PART 1. Separation of Ions with FAIMSFAIMS does 3 things, and each will be explained separately: What can FAIMS do?
(1) FAIMS can separate ions from each other.
(2) FAIMS can focus ions
(3) FAIMS can trap ions in 3-dimensions
is a simple description of ion separation in FAIMS. A more complete description
can be found in:
"Atmospheric pressure ion focusing in a high-field asymmetric waveform ion mobility spectrometer", Review of Scientific Instruments, 70 (1999) page 1370.
If a mixture of ions of different sizes and types is introduced between two metal plates, the application of high voltage in an appropriate waveform to the plates will create a condition where some types of ions drift and hit the metal plates while other types of ions remain between the plates. This is the separation of ions which we can achieve with FAIMS.
The separation of the ions between the plates will require the application of a specialized waveform which we call an 'asymmetric' waveform. For example, this waveform can be a square wave in which a high positive voltage is applied for a short time and a low negative voltage is applied for a longer time. However, the area (voltage x time) of the positive and negative portion of the wave must be equal. The peak voltage of the waveform is called the 'dispersion voltage', or 'DV' for short. Diagram 1 shows an example of the waveform.
Diagram 1. Example of an asymmetric waveform.
If the electric fields which are created by the application of the asymmetric
waveform are weak, for example the field never exceeds 200 volts/cm, the ion
will move back and forth, or oscillate, during the waveform, but the ion will
not be pushed towards either plate. If the electric field during the high-voltage
part of the waveform is above about 5000 volts/cm, then the application of
the waveform may cause the ion to drift in one or the other direction towards
one of the plates. Under these conditions, during the high voltage period, the mobility of the ion may deviate from its low-field value. Diagram 2 shows examples of ions drifting towards the plates.
In the middle picture, the ion is in a 'balanced' condition which will
be described below.
Diagram 2. Ions oscillating between the FAIMS plates.
An ion must be in the 'balanced' condition to exit from FAIMS. The reason the ion will drift towards a plate is that the ion mobility during the application of the high electric field is different than the ion mobility during the low electric field. Since the mobility of the ion defines how fast the ion moves in the field, the ion will move 'proportionately' farther in one field than the other. For example, assume that the mobility of the ion is 2 cm2/Vsec in the low field and 2.1 cm2/Vsec in the high field. The differing ion mobilities will result in a higher-than-expected velocity during the application of the high field and will result in a higher-than-expected distance traveled during the high field portion of the waveform. Since this waveform is applied at high frequency (over 200 kHz), the small extra distance traveled during each high-voltage period translates into a net drift of the ion towards one of the plates.
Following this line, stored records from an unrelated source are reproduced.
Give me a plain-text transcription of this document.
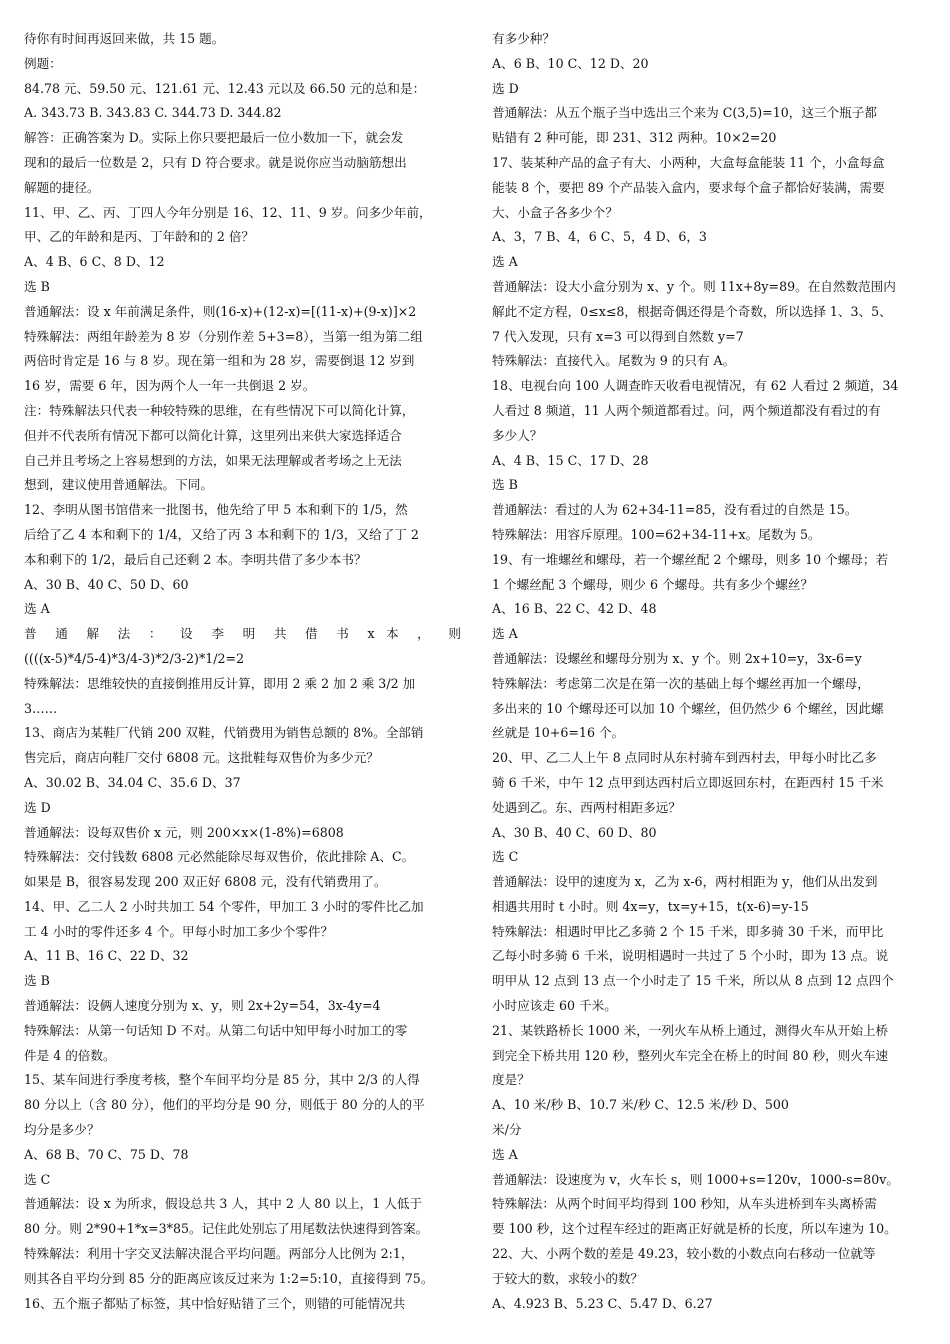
待你有时间再返回来做，共 15 题。
例题：
84.78 元、59.50 元、121.61 元、12.43 元以及 66.50 元的总和是：
A. 343.73 B. 343.83 C. 344.73 D. 344.82
解答：正确答案为 D。实际上你只要把最后一位小数加一下，就会发
现和的最后一位数是 2，只有 D 符合要求。就是说你应当动脑筋想出
解题的捷径。
11、甲、乙、丙、丁四人今年分别是 16、12、11、9 岁。问多少年前，
甲、乙的年龄和是丙、丁年龄和的 2 倍？
A、4 B、6 C、8 D、12
选 B
普通解法：设 x 年前满足条件，则(16-x)+(12-x)=[(11-x)+(9-x)]×2
特殊解法：两组年龄差为 8 岁（分别作差 5+3=8），当第一组为第二组
两倍时肯定是 16 与 8 岁。现在第一组和为 28 岁，需要倒退 12 岁到
16 岁，需要 6 年，因为两个人一年一共倒退 2 岁。
注：特殊解法只代表一种较特殊的思维，在有些情况下可以简化计算，
但并不代表所有情况下都可以简化计算，这里列出来供大家选择适合
自己并且考场之上容易想到的方法，如果无法理解或者考场之上无法
想到，建议使用普通解法。下同。
12、李明从图书馆借来一批图书，他先给了甲 5 本和剩下的 1/5，然
后给了乙 4 本和剩下的 1/4，又给了丙 3 本和剩下的 1/3，又给了丁 2
本和剩下的 1/2，最后自己还剩 2 本。李明共借了多少本书？
A、30 B、40 C、50 D、60
选 A
普 通 解 法 ： 设 李 明 共 借 书 x 本 ， 则
((((x-5)*4/5-4)*3/4-3)*2/3-2)*1/2=2
特殊解法：思维较快的直接倒推用反计算，即用 2 乘 2 加 2 乘 3/2 加
3……
13、商店为某鞋厂代销 200 双鞋，代销费用为销售总额的 8%。全部销
售完后，商店向鞋厂交付 6808 元。这批鞋每双售价为多少元？
A、30.02 B、34.04 C、35.6 D、37
选 D
普通解法：设每双售价 x 元，则 200×x×(1-8%)=6808
特殊解法：交付钱数 6808 元必然能除尽每双售价，依此排除 A、C。
如果是 B，很容易发现 200 双正好 6808 元，没有代销费用了。
14、甲、乙二人 2 小时共加工 54 个零件，甲加工 3 小时的零件比乙加
工 4 小时的零件还多 4 个。甲每小时加工多少个零件？
A、11 B、16 C、22 D、32
选 B
普通解法：设俩人速度分别为 x、y，则 2x+2y=54，3x-4y=4
特殊解法：从第一句话知 D 不对。从第二句话中知甲每小时加工的零
件是 4 的倍数。
15、某车间进行季度考核，整个车间平均分是 85 分，其中 2/3 的人得
80 分以上（含 80 分），他们的平均分是 90 分，则低于 80 分的人的平
均分是多少？
A、68 B、70 C、75 D、78
选 C
普通解法：设 x 为所求，假设总共 3 人，其中 2 人 80 以上，1 人低于
80 分。则 2*90+1*x=3*85。记住此处别忘了用尾数法快速得到答案。
特殊解法：利用十字交叉法解决混合平均问题。两部分人比例为 2:1，
则其各自平均分到 85 分的距离应该反过来为 1:2=5:10，直接得到 75。
16、五个瓶子都贴了标签，其中恰好贴错了三个，则错的可能情况共
有多少种？
A、6 B、10 C、12 D、20
选 D
普通解法：从五个瓶子当中选出三个来为 C(3,5)=10，这三个瓶子都
贴错有 2 种可能，即 231、312 两种。10×2=20
17、装某种产品的盒子有大、小两种，大盒每盒能装 11 个，小盒每盒
能装 8 个，要把 89 个产品装入盒内，要求每个盒子都恰好装满，需要
大、小盒子各多少个？
A、3，7 B、4，6 C、5，4 D、6，3
选 A
普通解法：设大小盒分别为 x、y 个。则 11x+8y=89。在自然数范围内
解此不定方程，0≤x≤8，根据奇偶还得是个奇数，所以选择 1、3、5、
7 代入发现，只有 x=3 可以得到自然数 y=7
特殊解法：直接代入。尾数为 9 的只有 A。
18、电视台向 100 人调查昨天收看电视情况，有 62 人看过 2 频道，34
人看过 8 频道，11 人两个频道都看过。问，两个频道都没有看过的有
多少人？
A、4 B、15 C、17 D、28
选 B
普通解法：看过的人为 62+34-11=85，没有看过的自然是 15。
特殊解法：用容斥原理。100=62+34-11+x。尾数为 5。
19、有一堆螺丝和螺母，若一个螺丝配 2 个螺母，则多 10 个螺母；若
1 个螺丝配 3 个螺母，则少 6 个螺母。共有多少个螺丝？
A、16 B、22 C、42 D、48
选 A
普通解法：设螺丝和螺母分别为 x、y 个。则 2x+10=y，3x-6=y
特殊解法：考虑第二次是在第一次的基础上每个螺丝再加一个螺母，
多出来的 10 个螺母还可以加 10 个螺丝，但仍然少 6 个螺丝，因此螺
丝就是 10+6=16 个。
20、甲、乙二人上午 8 点同时从东村骑车到西村去，甲每小时比乙多
骑 6 千米，中午 12 点甲到达西村后立即返回东村，在距西村 15 千米
处遇到乙。东、西两村相距多远？
A、30 B、40 C、60 D、80
选 C
普通解法：设甲的速度为 x，乙为 x-6，两村相距为 y，他们从出发到
相遇共用时 t 小时。则 4x=y，tx=y+15，t(x-6)=y-15
特殊解法：相遇时甲比乙多骑 2 个 15 千米，即多骑 30 千米，而甲比
乙每小时多骑 6 千米，说明相遇时一共过了 5 个小时，即为 13 点。说
明甲从 12 点到 13 点一个小时走了 15 千米，所以从 8 点到 12 点四个
小时应该走 60 千米。
21、某铁路桥长 1000 米，一列火车从桥上通过，测得火车从开始上桥
到完全下桥共用 120 秒，整列火车完全在桥上的时间 80 秒，则火车速
度是？
A、10 米/秒 B、10.7 米/秒 C、12.5 米/秒 D、500
米/分
选 A
普通解法：设速度为 v，火车长 s，则 1000+s=120v，1000-s=80v。
特殊解法：从两个时间平均得到 100 秒知，从车头进桥到车头离桥需
要 100 秒，这个过程车经过的距离正好就是桥的长度，所以车速为 10。
22、大、小两个数的差是 49.23，较小数的小数点向右移动一位就等
于较大的数，求较小的数？
A、4.923 B、5.23 C、5.47 D、6.27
Some ions will have a mobility which increases with electric field; other ions have a mobility which decreases with field. These ions will travel in opposite directions between the plates.
Certain ions, such as the chloride ion in nitrogen or oxygen, experience a very large change in mobility with field. During the application of the asymmetric waveform, the chloride ion will drift very rapidly towards a plate. On the other hand, some ions, such as the tetrapropylammonium ion, experience a very small change in mobility with field and drift slowly towards one of the plates.
The drift of an ion towards one of the metal plates can be stopped by the application of a small dc voltage to either of the plates. If the voltage is applied with the appropriate magnitude and polarity, the ion will feel the force of this field and the drift of the ion will be stopped. We call the voltage which is applied to reverse or compensate for the ion drift, the 'compensation voltage' or 'CV' for short. The voltage necessary to stop the drift of the chloride ion will be high, since the mobility of this ion increases substantially at high electric field. On the other hand, the CV necessary to stop the drift of the tetrapropylammonium ion will be small. The CV is therefore the 'handle' we use to control the separation of ions.
If a mixture of ions is placed between plates, and a high voltage asymmetric waveform is applied, e.g., DV=3000 volts on plates 2 mm apart, then the different types of ions will begin to migrate towards the plates at rates that are characteristic of those ions. If a CV is applied, most ions will hit the plates except the ions for which the CV is exactly the right voltage to 'balance' the drift caused by the application of the asymmetric waveform. The mixture is therefore separated. We can select the types of ions which are in a 'balanced' condition between the plates by adjusting the voltage used for CV. This is illustrated in Diagram 3. A mixture of ions carried by a gas flow can be resolved into several peaks by scanning CV and simultaneously detecting the ions successfully transported through the gap between the plates. Each type of ion travels through the plates at a specific characteristic value of CV. The 'spectrum' of peaks observed in this manner is called a CV spectrum.
Diagram 3. Ions transmitted through FAIMS at a fixed DV and CV. Only ions in a 'balanced' condition can successfully travel through the plates.